Sunny tuhaf yemeği şaşkın bir bakışla karşıladı.
“Şey… Bu nedir?”
Neph’in yüzünde hafif bir gülümseme belirdi.
“Bir mum.”
Birkaç dakika tereddüt etti, sonra başının arkasını kaşıdı.
“… Neden?”
Arkasına yaslandı ve usulca omuz silkti.
“Kabus’un başlangıcından bu yana kaç gün geçtiğinden tam olarak emin değilim. Ama… savaş Kasım ayının sonunda gerçekleşti ve çölde yaklaşık bir hafta geçirdik. Bu nedenle, şimdi Aralık ortasından sonuna kadar olmalı.”
Sunny kaşlarını çattı.
“Ve?”
Nephis içini çekti ve başını salladı.
“Bu, gerçek dünyada kış gündönümü olması gerektiği anlamına geliyor. Bugün senin doğum günün, Sunny.”
Ona şaşkınlıkla baktı.
‘Bekle… O haklı…’
Sunny her şeyi unutmuştu. Kış gündönümüydü ya da en azından ona yakındı. Uyanık dünyada, bir Uyuyanlar ordusu ilk kez Rüya Alemine giriyordu – eğer Antarktika hala duruyorsa, yani.

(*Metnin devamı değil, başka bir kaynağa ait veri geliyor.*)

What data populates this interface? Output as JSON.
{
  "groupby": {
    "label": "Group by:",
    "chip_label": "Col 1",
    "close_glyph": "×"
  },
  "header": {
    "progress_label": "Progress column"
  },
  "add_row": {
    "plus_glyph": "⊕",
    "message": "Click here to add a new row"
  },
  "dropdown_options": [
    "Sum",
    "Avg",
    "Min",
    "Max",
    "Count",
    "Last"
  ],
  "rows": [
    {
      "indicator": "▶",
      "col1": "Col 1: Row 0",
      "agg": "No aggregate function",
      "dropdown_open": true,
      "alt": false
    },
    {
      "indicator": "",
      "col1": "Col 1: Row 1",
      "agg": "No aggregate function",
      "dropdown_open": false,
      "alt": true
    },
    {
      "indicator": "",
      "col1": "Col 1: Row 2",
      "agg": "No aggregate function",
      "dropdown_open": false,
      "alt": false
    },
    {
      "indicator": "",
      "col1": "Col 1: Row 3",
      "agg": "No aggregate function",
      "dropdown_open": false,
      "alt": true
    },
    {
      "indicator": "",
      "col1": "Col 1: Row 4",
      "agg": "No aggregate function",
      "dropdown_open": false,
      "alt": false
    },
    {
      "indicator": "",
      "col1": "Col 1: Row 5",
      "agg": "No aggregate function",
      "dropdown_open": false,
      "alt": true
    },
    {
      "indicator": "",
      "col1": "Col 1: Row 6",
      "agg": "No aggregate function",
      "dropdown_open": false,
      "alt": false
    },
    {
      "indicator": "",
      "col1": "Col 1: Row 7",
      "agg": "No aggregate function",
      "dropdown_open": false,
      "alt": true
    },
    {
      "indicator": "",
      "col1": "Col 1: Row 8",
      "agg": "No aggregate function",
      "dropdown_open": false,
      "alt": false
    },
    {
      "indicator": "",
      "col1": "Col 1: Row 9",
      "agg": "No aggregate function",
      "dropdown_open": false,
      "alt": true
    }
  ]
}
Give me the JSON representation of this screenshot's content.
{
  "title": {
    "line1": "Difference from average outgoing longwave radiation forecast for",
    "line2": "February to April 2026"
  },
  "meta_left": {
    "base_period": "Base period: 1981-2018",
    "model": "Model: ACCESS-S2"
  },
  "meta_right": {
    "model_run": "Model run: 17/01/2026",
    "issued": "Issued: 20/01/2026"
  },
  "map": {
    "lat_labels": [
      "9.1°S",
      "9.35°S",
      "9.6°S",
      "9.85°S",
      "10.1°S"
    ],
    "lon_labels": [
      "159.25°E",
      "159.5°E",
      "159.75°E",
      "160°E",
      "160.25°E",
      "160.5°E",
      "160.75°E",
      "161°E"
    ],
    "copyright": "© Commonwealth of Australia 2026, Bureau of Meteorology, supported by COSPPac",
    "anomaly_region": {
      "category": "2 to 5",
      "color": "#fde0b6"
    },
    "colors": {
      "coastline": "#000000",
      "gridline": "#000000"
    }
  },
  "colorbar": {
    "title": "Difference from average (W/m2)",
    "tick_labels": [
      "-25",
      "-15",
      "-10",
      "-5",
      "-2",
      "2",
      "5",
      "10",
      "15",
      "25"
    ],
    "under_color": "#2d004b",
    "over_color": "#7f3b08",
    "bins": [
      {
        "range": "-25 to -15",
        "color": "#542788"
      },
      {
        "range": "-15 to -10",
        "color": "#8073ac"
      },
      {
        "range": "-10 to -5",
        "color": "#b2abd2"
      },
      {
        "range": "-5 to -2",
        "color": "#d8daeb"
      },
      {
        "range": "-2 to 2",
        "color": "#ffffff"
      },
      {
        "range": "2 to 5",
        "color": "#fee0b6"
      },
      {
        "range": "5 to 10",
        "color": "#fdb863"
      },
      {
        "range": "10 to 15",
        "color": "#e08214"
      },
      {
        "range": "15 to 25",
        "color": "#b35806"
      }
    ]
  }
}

Aynı zamanda onun doğum günüydü. Yirmi bir yaşına giriyordu.
‘Hı…’
Başını hafifçe eğdi.
‘Yirmi bir… Şimdiye kadar başaracağımı gerçekten düşünmemiştim. Aferin, Sunny.’
Dudaklarında beliren parlak gülümsemeyi fark etmeden yanan çubuğa baktı.
Nephis biraz öne eğildi.
“Yerinde olsam acele ederdim… ve bir dilek tut!”
‘Keşke? Keşke, keşke…’
Gölgeler tarafından gizlenen Sunny’nin gülümsemesi kırılgan ve gergin hale geldi.